Solar Fuel Production with Oxide Semiconductor Photoelectrodes
Submitted: 28 Mar 2017
Abstract: Show Abstract
About 400 semiconductor solids are known to have photocatalytic activity for water splitting. Yet there is no single material that could satisfy all the requirements for desired photocatalysts: i) suitable band gap energy (1.7 eV< Eg < 2.3 eV) for high efficiency, ii) proper band position for reduction and/or oxidation of water, iii) long-term stability in aqueous solutions, iv) low cost, v) high crystallinity, and vi) high conductivity.

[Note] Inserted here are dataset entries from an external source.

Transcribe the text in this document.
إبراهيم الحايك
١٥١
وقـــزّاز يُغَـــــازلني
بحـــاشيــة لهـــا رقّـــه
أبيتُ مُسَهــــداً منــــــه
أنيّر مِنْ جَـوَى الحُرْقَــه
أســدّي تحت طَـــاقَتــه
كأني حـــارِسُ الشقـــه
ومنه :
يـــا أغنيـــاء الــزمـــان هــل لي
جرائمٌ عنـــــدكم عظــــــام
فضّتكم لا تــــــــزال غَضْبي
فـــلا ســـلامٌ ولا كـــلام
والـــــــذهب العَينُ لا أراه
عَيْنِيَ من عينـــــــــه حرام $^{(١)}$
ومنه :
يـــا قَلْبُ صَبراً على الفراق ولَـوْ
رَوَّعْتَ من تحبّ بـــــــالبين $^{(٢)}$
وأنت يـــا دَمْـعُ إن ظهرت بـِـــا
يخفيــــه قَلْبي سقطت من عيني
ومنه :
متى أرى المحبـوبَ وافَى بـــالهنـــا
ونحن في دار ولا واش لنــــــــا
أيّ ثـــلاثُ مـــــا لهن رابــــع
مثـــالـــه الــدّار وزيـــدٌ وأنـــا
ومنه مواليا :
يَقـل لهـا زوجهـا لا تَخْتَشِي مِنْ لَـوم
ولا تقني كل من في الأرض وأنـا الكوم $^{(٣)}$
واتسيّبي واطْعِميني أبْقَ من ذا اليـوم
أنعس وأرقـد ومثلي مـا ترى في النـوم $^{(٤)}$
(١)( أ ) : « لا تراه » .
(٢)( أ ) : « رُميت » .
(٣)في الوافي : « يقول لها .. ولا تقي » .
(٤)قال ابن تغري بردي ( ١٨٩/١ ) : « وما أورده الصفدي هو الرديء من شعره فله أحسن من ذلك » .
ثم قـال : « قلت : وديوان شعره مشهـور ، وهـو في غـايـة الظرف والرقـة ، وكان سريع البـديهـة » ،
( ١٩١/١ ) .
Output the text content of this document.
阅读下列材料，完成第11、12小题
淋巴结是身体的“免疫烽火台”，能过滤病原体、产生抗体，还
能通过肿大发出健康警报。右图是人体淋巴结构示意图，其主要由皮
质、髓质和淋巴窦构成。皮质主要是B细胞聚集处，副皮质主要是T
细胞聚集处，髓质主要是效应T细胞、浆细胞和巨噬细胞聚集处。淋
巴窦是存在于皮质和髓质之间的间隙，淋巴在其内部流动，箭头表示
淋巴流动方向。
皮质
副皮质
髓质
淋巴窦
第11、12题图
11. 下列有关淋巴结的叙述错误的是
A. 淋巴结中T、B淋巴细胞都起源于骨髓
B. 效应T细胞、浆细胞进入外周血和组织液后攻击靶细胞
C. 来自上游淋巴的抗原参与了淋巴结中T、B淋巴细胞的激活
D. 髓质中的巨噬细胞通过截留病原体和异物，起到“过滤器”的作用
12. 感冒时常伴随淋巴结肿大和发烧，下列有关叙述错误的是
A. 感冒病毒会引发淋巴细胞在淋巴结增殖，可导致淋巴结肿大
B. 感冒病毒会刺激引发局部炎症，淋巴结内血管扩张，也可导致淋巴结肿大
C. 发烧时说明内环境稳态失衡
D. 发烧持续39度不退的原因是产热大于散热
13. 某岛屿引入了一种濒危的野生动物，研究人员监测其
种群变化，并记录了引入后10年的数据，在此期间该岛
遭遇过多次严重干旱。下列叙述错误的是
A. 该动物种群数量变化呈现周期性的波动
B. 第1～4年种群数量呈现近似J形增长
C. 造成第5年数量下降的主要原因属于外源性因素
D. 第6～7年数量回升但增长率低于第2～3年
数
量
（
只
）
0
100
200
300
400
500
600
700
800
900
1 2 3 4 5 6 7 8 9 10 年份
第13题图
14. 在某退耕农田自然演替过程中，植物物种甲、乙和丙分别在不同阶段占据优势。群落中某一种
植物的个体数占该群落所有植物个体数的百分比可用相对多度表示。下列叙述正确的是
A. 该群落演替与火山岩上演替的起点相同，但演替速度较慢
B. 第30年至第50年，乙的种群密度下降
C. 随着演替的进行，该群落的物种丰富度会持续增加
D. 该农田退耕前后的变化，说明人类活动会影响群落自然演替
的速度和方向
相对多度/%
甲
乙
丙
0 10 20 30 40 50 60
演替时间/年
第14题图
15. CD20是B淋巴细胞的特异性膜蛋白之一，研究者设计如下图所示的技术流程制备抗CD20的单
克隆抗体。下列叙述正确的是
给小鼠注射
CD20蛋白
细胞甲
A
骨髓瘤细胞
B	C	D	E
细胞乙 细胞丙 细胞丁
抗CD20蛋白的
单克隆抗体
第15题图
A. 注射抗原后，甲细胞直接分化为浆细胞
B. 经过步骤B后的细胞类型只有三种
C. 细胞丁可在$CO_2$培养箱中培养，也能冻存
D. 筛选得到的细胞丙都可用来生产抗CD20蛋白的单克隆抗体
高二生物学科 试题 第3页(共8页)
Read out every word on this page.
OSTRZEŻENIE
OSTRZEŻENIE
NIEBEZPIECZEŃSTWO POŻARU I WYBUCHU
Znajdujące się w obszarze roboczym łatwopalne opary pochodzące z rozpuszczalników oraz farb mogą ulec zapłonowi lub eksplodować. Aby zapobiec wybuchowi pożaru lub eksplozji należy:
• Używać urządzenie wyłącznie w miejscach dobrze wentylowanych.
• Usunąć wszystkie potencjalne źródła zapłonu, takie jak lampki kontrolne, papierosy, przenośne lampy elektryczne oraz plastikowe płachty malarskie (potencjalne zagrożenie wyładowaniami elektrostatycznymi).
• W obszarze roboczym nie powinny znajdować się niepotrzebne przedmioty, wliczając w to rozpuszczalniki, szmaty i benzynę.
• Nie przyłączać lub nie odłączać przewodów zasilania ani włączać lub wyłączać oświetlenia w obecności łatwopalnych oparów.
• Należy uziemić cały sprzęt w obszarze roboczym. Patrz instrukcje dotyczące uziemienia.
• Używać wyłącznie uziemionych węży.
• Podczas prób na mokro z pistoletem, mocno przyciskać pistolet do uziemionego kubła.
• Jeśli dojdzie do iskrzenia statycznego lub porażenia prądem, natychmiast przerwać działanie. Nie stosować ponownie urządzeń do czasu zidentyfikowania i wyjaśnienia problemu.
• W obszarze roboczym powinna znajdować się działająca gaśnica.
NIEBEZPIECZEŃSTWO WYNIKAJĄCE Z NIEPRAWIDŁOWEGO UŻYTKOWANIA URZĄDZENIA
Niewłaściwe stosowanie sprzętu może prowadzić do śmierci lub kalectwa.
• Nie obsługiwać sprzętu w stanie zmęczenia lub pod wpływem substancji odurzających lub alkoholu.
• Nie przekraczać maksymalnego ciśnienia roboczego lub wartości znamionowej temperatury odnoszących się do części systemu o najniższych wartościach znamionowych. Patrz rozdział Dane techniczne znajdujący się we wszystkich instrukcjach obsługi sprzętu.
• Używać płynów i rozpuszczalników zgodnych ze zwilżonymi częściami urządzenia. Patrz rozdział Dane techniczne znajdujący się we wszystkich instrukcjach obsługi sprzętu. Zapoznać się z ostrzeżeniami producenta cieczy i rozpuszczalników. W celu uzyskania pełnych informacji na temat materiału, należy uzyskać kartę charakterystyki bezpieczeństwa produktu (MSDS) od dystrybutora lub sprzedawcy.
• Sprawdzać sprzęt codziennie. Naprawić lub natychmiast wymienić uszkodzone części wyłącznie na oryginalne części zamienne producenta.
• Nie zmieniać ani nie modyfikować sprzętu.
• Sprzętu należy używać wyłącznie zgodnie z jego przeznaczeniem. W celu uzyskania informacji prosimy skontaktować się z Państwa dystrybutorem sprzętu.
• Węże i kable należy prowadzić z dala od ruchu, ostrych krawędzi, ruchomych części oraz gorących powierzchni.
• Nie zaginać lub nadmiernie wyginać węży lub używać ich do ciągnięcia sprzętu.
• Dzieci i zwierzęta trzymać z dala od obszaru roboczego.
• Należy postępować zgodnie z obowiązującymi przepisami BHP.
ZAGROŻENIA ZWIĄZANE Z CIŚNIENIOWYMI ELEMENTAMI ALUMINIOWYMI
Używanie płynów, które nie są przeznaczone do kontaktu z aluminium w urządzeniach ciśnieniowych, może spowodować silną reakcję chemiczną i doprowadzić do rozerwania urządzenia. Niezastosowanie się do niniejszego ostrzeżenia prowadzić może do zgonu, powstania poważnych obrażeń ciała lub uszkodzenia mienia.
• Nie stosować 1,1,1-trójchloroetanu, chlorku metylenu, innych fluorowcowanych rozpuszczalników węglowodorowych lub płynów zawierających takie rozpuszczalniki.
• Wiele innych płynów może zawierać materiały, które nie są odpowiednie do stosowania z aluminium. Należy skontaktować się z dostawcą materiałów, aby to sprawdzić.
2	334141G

Hence, in the selection of photocatalytic materials, we better start from intrinsically stable materials made of earth-abundant elements. Upon selection of the candidate materials, we can also modify the materials for full utilization their potentials. The main path of efficiency loss in photoelectrochemical water splitting process is recombination of photoelectrons and holes. We discuss the material designs to minimize the e- - h+ recombination including; i) heterojunction photoanodes for effective charge separation, ii) band engineering to extend the range of light absorption, iii) metal or anion doping to improve conductivity of the semiconductor and, iv) one-dimensional nanomaterials to secure a short hole diffusion distance and vectoral electron transfer, and v) loading co-catalysts for facile charge separation. Finally, we need to construct a stand-alone solar fuel production system by combining with a solar cell in tandem, which provides bias voltage needed for the photolytic reactions making possible the fuel production only with solar energy without any external energy supply.